Maryland’s unique public access law allows state courts to claw back recordings they’ve already made available, but journalists seemed likely Thursday to convince an appeals panel that the law should be struck down.
RICHMOND, Va. (CN) — The Fourth Circuit appeared unlikely Thursday afternoon to side with Maryland in a dispute over state courts’ ability to limit the dissemination of otherwise publicly available court recordings.
“The government has already made the subject information available,” said U.S. Circuit Judge Pamela Harris, a Barack Obama appointee, who at times sounded noticeably perturbed by the state’s claim that broadcasting raw audio or video is illegal but allowing reenactments of that same content is fine.
“What matters is what they made public,” she said. “You’re getting an actual video or audio record.”
The dispute stems from a 1981 state law which allows people to obtain recordings of virtually any criminal proceeding under Maryland court rules, but the same law prohibits the recordings from being shared with the broader public.
Journalists Brandon Soderberg and Baynard Woods, activist Quiana Johnson and the nonprofits Open Justice Baltimore and Baltimore Action Legal Team sued to challenge the law as unconstitutional in May 2019.
“This regime violates the Constitution’s dual guarantees of freedom of speech and freedom of the press,” the federal lawsuit states.
Soderberg and Woods were working on a book and documentary film about corrupt officers in the Baltimore Police Gun Trace Task Force. Open Justice Baltimore and Baltimore Action Legal Team seek to improve transparency in the legal system and police department. Johnson is a Prince George’s County activist for police and court transparency and aids in the defense of criminal defendants.
The district court sided with the state and dismissed the case, finding that Maryland’s rebroadcast ban is similar to restrictions on courtroom broadcasting that have been upheld by other courts.
The journalists and their co-plaintiffs appealed to the Fourth Circuit, which heard oral arguments in a virtual hearing Thursday.
“There’s a difference between hearing someone’s voice and reading a transcription,” Nicolas Y. Riley, an attorney with Georgetown University Law Center’s Institute for Constitutional Advocacy and Protection, argued on behalf of the plaintiffs.
“It’s like when a reporter gets a recording of a politician saying something scandalous. They don’t use actors, they play the phone call,” he added.
But Maryland Solicitor General Steven Sullivan defended the state law and said the dissemination of raw audio or video can have a negative effect on juries, witnesses and the court system more broadly. He cited a 2008 study conducted by the Maryland Judicial Conference as the basis for his argument.
“Trial participants react differently if the hearings will be broadcasted, whether audio or visual or both,” he argued. “The state studied this and unanimously concluded that the ability to publicize the actual performance in court affects the way jurors and witnesses view the process.”
U.S. Circuit Judge Robert B. King, a Bill Clinton appointee, pushed back on this theory.
“Judges tell jurors to try the case on the evidence,” he argued, noting that juries can and should be sequestered or ordered not to read the news to avoid undue influence. “That’s the way cases are tried every day.”
“But witnesses can’t be assumed to do so when they don’t even show up or say they don’t remember,” Sullivan replied, suggesting publicity could have such an effect on court proceedings.

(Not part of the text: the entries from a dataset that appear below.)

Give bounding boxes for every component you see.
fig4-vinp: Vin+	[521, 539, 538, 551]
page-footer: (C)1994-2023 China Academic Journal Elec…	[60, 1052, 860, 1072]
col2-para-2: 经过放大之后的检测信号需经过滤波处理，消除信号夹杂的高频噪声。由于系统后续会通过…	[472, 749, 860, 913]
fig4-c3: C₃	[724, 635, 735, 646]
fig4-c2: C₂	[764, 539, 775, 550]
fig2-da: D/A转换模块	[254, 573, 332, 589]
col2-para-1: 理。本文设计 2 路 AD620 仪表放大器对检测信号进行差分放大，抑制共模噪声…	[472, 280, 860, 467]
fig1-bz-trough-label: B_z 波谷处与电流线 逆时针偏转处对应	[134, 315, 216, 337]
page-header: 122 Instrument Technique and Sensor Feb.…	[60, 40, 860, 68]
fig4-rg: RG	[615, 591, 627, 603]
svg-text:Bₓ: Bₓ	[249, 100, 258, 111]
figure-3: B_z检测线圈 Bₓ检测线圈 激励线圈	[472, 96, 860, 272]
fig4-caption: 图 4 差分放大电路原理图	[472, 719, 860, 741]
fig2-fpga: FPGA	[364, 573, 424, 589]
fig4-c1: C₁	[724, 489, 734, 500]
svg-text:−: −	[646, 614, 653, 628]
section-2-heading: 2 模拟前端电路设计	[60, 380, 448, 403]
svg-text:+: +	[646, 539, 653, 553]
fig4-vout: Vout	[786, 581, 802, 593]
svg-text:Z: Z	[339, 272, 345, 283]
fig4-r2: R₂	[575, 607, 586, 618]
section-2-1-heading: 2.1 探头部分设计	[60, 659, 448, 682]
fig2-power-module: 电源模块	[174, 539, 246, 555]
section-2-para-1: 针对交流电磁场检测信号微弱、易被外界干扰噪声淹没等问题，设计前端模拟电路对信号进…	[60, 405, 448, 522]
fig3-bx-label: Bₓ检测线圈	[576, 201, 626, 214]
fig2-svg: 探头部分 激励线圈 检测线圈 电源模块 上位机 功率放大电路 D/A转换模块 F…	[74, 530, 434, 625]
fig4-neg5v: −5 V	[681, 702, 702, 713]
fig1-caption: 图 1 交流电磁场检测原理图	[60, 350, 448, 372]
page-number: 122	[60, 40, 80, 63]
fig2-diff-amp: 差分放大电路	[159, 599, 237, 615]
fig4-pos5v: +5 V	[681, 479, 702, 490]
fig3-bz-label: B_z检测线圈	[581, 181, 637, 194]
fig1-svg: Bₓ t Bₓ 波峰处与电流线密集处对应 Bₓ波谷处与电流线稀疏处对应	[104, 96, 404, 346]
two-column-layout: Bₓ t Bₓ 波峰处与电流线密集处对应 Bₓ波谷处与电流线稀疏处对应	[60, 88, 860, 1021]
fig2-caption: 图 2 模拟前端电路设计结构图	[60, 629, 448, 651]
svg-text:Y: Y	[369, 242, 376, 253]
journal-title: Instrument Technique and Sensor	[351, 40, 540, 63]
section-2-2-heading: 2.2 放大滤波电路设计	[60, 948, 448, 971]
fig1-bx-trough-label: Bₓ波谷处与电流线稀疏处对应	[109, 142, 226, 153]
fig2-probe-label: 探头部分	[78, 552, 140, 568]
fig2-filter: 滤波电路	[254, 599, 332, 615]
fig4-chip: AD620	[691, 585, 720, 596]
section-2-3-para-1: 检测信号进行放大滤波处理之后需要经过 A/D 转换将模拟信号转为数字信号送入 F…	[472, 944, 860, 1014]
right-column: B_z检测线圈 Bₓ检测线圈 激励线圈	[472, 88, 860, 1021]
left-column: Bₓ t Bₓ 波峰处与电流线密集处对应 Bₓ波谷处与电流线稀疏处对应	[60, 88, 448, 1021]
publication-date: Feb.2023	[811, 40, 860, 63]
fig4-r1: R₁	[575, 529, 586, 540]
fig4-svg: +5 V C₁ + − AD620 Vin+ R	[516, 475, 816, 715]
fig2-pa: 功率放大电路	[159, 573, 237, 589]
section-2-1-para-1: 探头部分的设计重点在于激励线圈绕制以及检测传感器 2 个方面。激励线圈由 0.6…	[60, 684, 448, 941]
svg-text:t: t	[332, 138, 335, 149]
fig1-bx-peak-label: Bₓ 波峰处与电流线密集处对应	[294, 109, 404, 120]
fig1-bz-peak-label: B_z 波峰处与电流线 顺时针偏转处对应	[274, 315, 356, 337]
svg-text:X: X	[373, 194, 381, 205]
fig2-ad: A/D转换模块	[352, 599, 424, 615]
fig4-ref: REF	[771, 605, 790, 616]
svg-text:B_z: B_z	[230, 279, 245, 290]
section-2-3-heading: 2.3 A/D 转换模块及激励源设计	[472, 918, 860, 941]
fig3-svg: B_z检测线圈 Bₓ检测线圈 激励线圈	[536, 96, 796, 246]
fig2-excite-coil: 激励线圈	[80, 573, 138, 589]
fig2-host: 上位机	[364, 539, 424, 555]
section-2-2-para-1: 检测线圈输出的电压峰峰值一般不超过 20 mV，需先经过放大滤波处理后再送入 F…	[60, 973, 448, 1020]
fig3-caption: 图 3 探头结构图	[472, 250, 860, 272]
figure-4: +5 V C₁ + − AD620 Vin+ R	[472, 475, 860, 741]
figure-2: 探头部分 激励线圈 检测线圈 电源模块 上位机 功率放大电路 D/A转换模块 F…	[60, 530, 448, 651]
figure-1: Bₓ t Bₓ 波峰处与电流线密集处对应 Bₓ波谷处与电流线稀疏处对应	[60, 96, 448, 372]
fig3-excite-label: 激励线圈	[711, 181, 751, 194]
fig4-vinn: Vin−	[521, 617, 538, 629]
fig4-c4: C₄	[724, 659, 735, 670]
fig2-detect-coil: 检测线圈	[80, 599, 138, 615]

Eugene Volokh, a lawyer with the Cato Institute think tank and UCLA School of Law’s First Amendment Clinic, also argued in support of the plaintiffs Thursday. He said Maryland was trying to “claw back” the content’s initial release, but he also expressed some concern about what a ruling in the case could mean for the state’s imperfect public access law.
“Sometimes a rule, if enforced, might lead the government to implement broader restrictions but those would be constitutionally permissible,” he argued, noting courts are allowed to limit the broadcast of court proceedings and Maryland is the only state which has this unique law.
“It’s conceivable Maryland won’t release the information at all,” he added. “But the First Amendment says once the info is released, it abridges that right if you tell people they can’t say it.”
Harris also harped on this issue. The judge questioned why the state still allowed its unique version of public records release if its study had found the recordings influenced jurors.
“It seems incomprehensible,” she said. “That the state has considered this to be such a big problem but they haven’t taken steps to address it.”
But Sullivan again emphasize the middle-of-the-road approach the law sought to create.
“The state has tried to be more accommodating to the public than it has to be as it tries to balance these competing concerns,” he said, arguing Maryland tried to weigh the protections of the First Amendment against the Sixth Amendment’s right to a fair trial.
Sullivan’s office said after the hearing that it has a policy of not commenting on pending litigation.
Riley, the plaintiffs’ attorney, said in a statement before the hearing that he hoped the Fourth Circuit would vindicate the right to free speech “for the many journalists and community organizations whose speech has been constrained by this Maryland law.”
U.S. Circuit Judge Allison Jones Rushing, a Donald Trump appointee, rounded out Thursday’s three-member panel. None of the judges signaled when they intended to rule.